Given the different types of preferred shares and how they react to interest rate movements, it is important to diversify a preferred share portfolio. There are a number of ways to do this including owning each of the three main types of preferreds (floating, fixed resets, perpetuals) or at least laddering a portfolio of fixed resets whereby the reset dates are spread out as widely as possible. Alternatively, you could offset the specific risks that some preferred shares have with other types of securities in your overall investment portfolio.
Another thing to be aware of with preferred shares is liquidity because the preferred share market is quite small and some prefs in particular have a very limited number of shares outstanding. As such, the ability to buy and sell in a timely manner and at a reasonable spread can be a concern.

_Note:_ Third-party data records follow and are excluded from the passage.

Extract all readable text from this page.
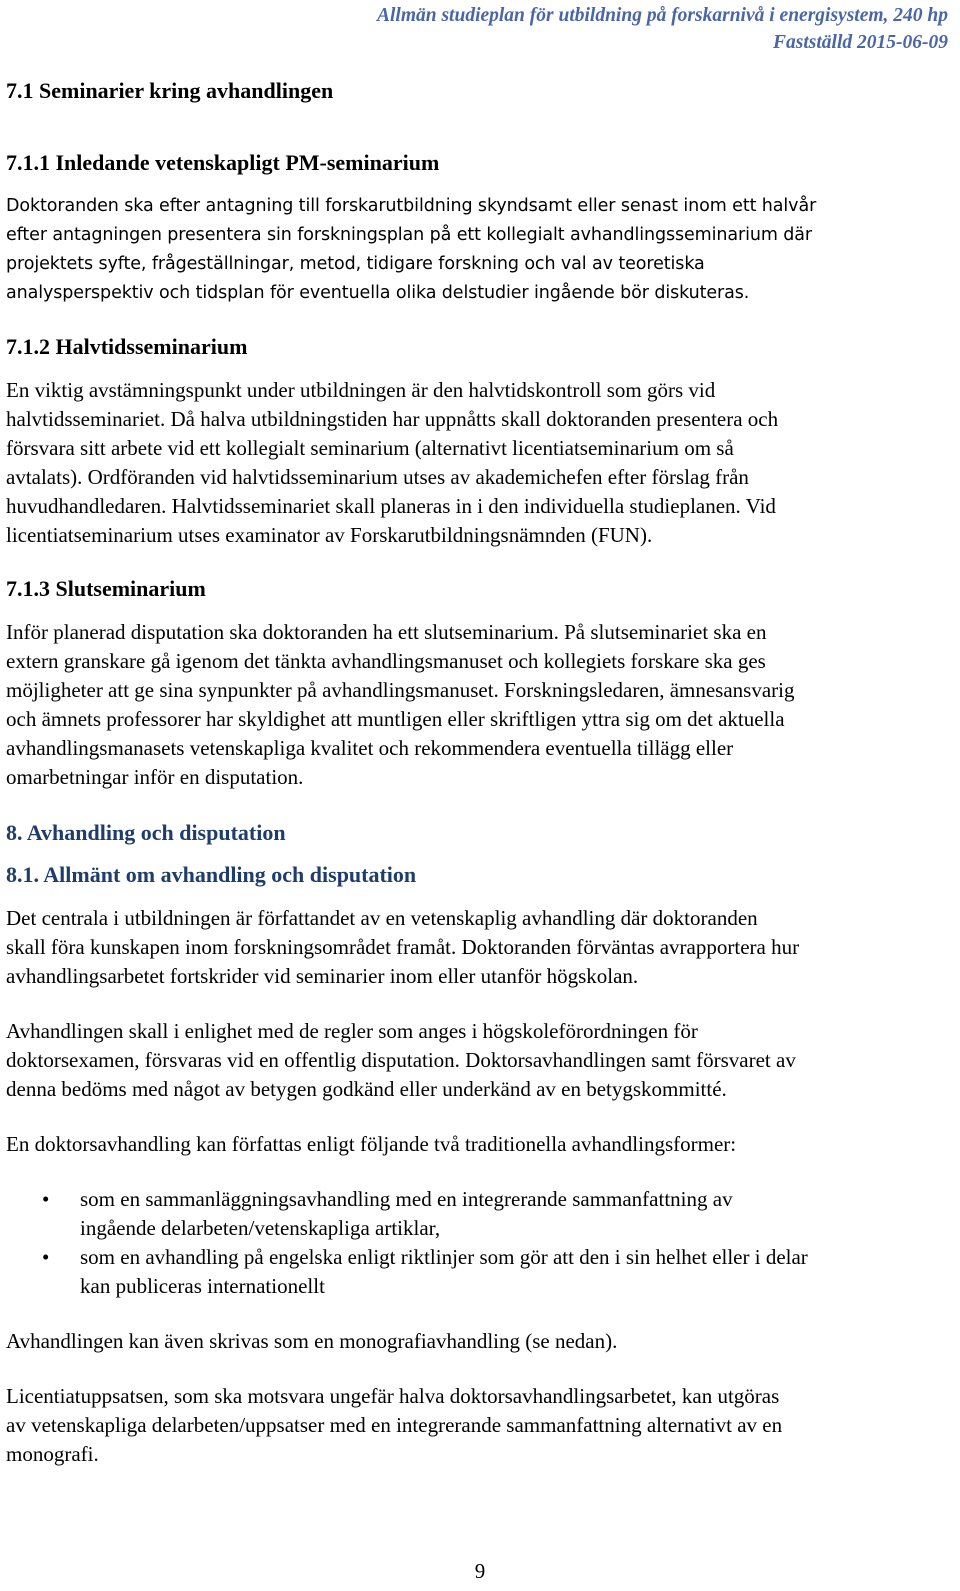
Allmän studieplan för utbildning på forskarnivå i energisystem, 240 hp
Fastställd 2015-06-09
7.1 Seminarier kring avhandlingen
7.1.1 Inledande vetenskapligt PM-seminarium
Doktoranden ska efter antagning till forskarutbildning skyndsamt eller senast inom ett halvår
efter antagningen presentera sin forskningsplan på ett kollegialt avhandlingsseminarium där
projektets syfte, frågeställningar, metod, tidigare forskning och val av teoretiska
analysperspektiv och tidsplan för eventuella olika delstudier ingående bör diskuteras.
7.1.2 Halvtidsseminarium

En viktig avstämningspunkt under utbildningen är den halvtidskontroll som görs vid

halvtidsseminariet. Då halva utbildningstiden har uppnåtts skall doktoranden presentera och

försvara sitt arbete vid ett kollegialt seminarium (alternativt licentiatseminarium om så

avtalats). Ordföranden vid halvtidsseminarium utses av akademichefen efter förslag från

huvudhandledaren. Halvtidsseminariet skall planeras in i den individuella studieplanen. Vid

licentiatseminarium utses examinator av Forskarutbildningsnämnden (FUN).

7.1.3 Slutseminarium

Inför planerad disputation ska doktoranden ha ett slutseminarium. På slutseminariet ska en

extern granskare gå igenom det tänkta avhandlingsmanuset och kollegiets forskare ska ges

möjligheter att ge sina synpunkter på avhandlingsmanuset. Forskningsledaren, ämnesansvarig

och ämnets professorer har skyldighet att muntligen eller skriftligen yttra sig om det aktuella

avhandlingsmanasets vetenskapliga kvalitet och rekommendera eventuella tillägg eller

omarbetningar inför en disputation.

8. Avhandling och disputation
8.1. Allmänt om avhandling och disputation

Det centrala i utbildningen är författandet av en vetenskaplig avhandling där doktoranden

skall föra kunskapen inom forskningsområdet framåt. Doktoranden förväntas avrapportera hur

avhandlingsarbetet fortskrider vid seminarier inom eller utanför högskolan.

Avhandlingen skall i enlighet med de regler som anges i högskoleförordningen för

doktorsexamen, försvaras vid en offentlig disputation. Doktorsavhandlingen samt försvaret av

denna bedöms med något av betygen godkänd eller underkänd av en betygskommitté.

En doktorsavhandling kan författas enligt följande två traditionella avhandlingsformer:

• som en sammanläggningsavhandling med en integrerande sammanfattning av
ingående delarbeten/vetenskapliga artiklar,
• som en avhandling på engelska enligt riktlinjer som gör att den i sin helhet eller i delar
kan publiceras internationellt

Avhandlingen kan även skrivas som en monografiavhandling (se nedan).

Licentiatuppsatsen, som ska motsvara ungefär halva doktorsavhandlingsarbetet, kan utgöras

av vetenskapliga delarbeten/uppsatser med en integrerande sammanfattning alternativt av en

monografi.

9
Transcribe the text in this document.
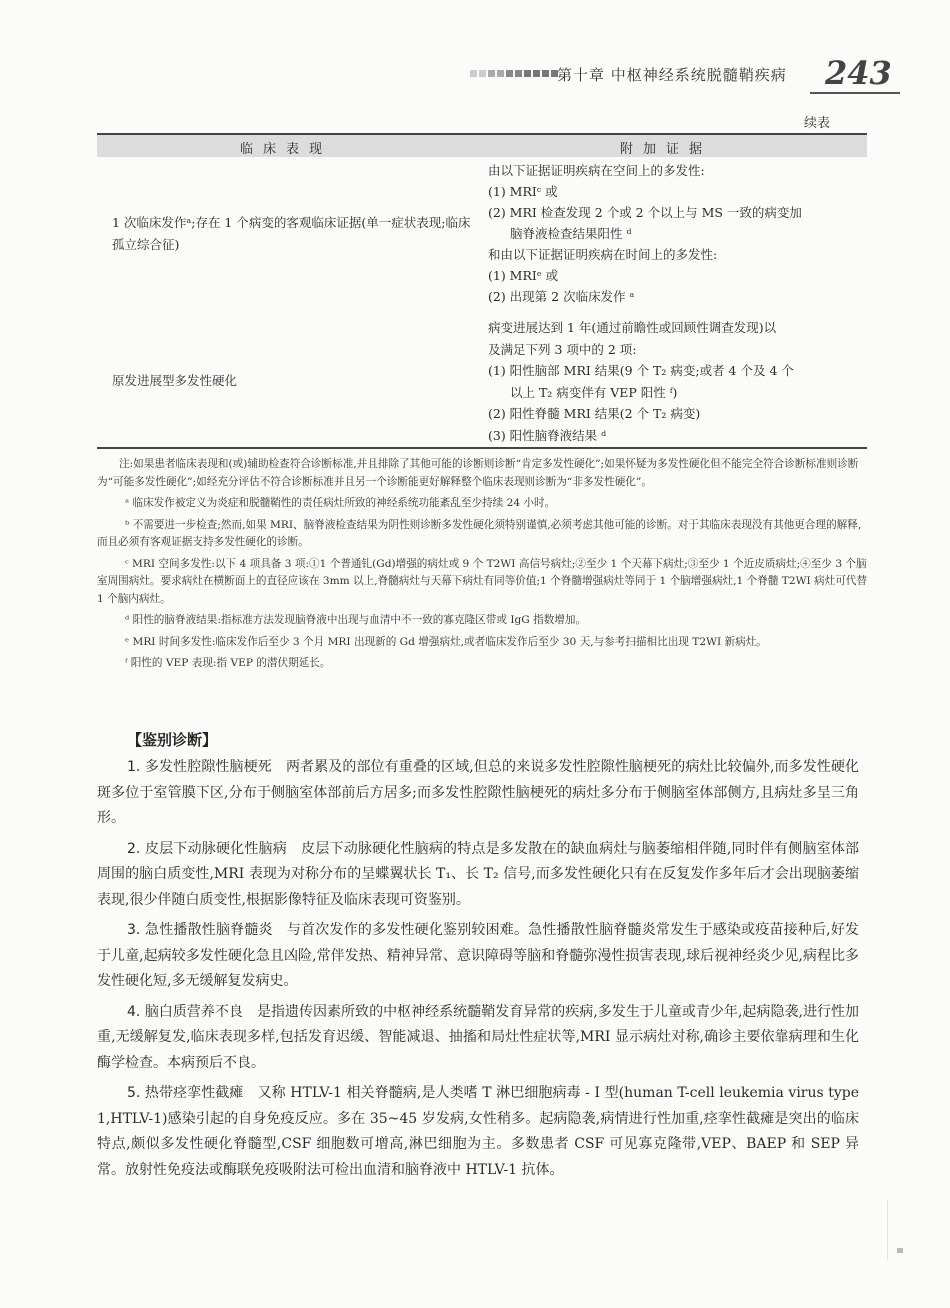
第十章 中枢神经系统脱髓鞘疾病 243
续表
临床表现	附加证据
1 次临床发作ᵃ;存在 1 个病变的客观临床证据(单一症状表现;临床孤立综合征)
由以下证据证明疾病在空间上的多发性:
(1) MRIᶜ 或
(2) MRI 检查发现 2 个或 2 个以上与 MS 一致的病变加
脑脊液检查结果阳性 ᵈ
和由以下证据证明疾病在时间上的多发性:
(1) MRIᵉ 或
(2) 出现第 2 次临床发作 ᵃ
原发进展型多发性硬化
病变进展达到 1 年(通过前瞻性或回顾性调查发现)以
及满足下列 3 项中的 2 项:
(1) 阳性脑部 MRI 结果(9 个 T₂ 病变;或者 4 个及 4 个
以上 T₂ 病变伴有 VEP 阳性 ᶠ)
(2) 阳性脊髓 MRI 结果(2 个 T₂ 病变)
(3) 阳性脑脊液结果 ᵈ

注:如果患者临床表现和(或)辅助检查符合诊断标准,并且排除了其他可能的诊断则诊断“肯定多发性硬化”;如果怀疑为多发性硬化但不能完全符合诊断标准则诊断为“可能多发性硬化”;如经充分评估不符合诊断标准并且另一个诊断能更好解释整个临床表现则诊断为“非多发性硬化”。

ᵃ 临床发作被定义为炎症和脱髓鞘性的责任病灶所致的神经系统功能紊乱至少持续 24 小时。

ᵇ 不需要进一步检查;然而,如果 MRI、脑脊液检查结果为阴性则诊断多发性硬化须特别谨慎,必须考虑其他可能的诊断。对于其临床表现没有其他更合理的解释,而且必须有客观证据支持多发性硬化的诊断。

ᶜ MRI 空间多发性:以下 4 项具备 3 项:①1 个普通钆(Gd)增强的病灶或 9 个 T2WI 高信号病灶;②至少 1 个天幕下病灶;③至少 1 个近皮质病灶;④至少 3 个脑室周围病灶。要求病灶在横断面上的直径应该在 3mm 以上,脊髓病灶与天幕下病灶有同等价值;1 个脊髓增强病灶等同于 1 个脑增强病灶,1 个脊髓 T2WI 病灶可代替 1 个脑内病灶。

ᵈ 阳性的脑脊液结果:指标准方法发现脑脊液中出现与血清中不一致的寡克隆区带或 IgG 指数增加。

ᵉ MRI 时间多发性:临床发作后至少 3 个月 MRI 出现新的 Gd 增强病灶,或者临床发作后至少 30 天,与参考扫描相比出现 T2WI 新病灶。

ᶠ 阳性的 VEP 表现:指 VEP 的潜伏期延长。

【鉴别诊断】

1. 多发性腔隙性脑梗死　 两者累及的部位有重叠的区域,但总的来说多发性腔隙性脑梗死的病灶比较偏外,而多发性硬化斑多位于室管膜下区,分布于侧脑室体部前后方居多;而多发性腔隙性脑梗死的病灶多分布于侧脑室体部侧方,且病灶多呈三角形。

2. 皮层下动脉硬化性脑病　 皮层下动脉硬化性脑病的特点是多发散在的缺血病灶与脑萎缩相伴随,同时伴有侧脑室体部周围的脑白质变性,MRI 表现为对称分布的呈蝶翼状长 T₁、长 T₂ 信号,而多发性硬化只有在反复发作多年后才会出现脑萎缩表现,很少伴随白质变性,根据影像特征及临床表现可资鉴别。

3. 急性播散性脑脊髓炎　 与首次发作的多发性硬化鉴别较困难。急性播散性脑脊髓炎常发生于感染或疫苗接种后,好发于儿童,起病较多发性硬化急且凶险,常伴发热、精神异常、意识障碍等脑和脊髓弥漫性损害表现,球后视神经炎少见,病程比多发性硬化短,多无缓解复发病史。

4. 脑白质营养不良　 是指遗传因素所致的中枢神经系统髓鞘发育异常的疾病,多发生于儿童或青少年,起病隐袭,进行性加重,无缓解复发,临床表现多样,包括发育迟缓、智能减退、抽搐和局灶性症状等,MRI 显示病灶对称,确诊主要依靠病理和生化酶学检查。本病预后不良。

5. 热带痉挛性截瘫　 又称 HTLV-1 相关脊髓病,是人类嗜 T 淋巴细胞病毒 - Ⅰ 型(human T-cell leukemia virus type 1,HTLV-1)感染引起的自身免疫反应。多在 35~45 岁发病,女性稍多。起病隐袭,病情进行性加重,痉挛性截瘫是突出的临床特点,颇似多发性硬化脊髓型,CSF 细胞数可增高,淋巴细胞为主。多数患者 CSF 可见寡克隆带,VEP、BAEP 和 SEP 异常。放射性免疫法或酶联免疫吸附法可检出血清和脑脊液中 HTLV-1 抗体。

One final thing to be aware of is that companies can redeem their preferred shares at certain points in time, typically at $25, so if you’re buying a preferred share that trades above this level (usually because the yield is very attractive) there is the potential for capital loss if the shares happen to get redeemed in the future.

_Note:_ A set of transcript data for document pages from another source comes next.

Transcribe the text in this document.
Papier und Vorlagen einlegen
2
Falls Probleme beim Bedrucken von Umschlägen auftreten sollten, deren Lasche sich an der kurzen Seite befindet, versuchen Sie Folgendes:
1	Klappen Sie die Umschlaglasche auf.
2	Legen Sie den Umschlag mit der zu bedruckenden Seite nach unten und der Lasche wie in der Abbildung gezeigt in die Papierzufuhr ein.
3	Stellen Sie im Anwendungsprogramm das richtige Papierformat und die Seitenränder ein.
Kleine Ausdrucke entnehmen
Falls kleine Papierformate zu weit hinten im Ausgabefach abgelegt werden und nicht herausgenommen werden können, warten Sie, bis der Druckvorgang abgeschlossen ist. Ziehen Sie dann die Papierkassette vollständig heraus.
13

So in selecting a preferred share an investor has to be clear that it is the right security type for their portfolio, that they choose the preferred share(s) that have the qualities that match with their return objectives and risk tolerance, that they diversify their preferred shares or overall portfolio such that they are not overexposed to any one interest rate outcome, and that they are aware of the liquidity and the redemption potential of the shares. With those things in mind a preferred share portfolio can play a significant role in an overall investment portfolio – especially for investors seeking exposure to high quality blue chip Canadian companies that pay attractive tax efficient income.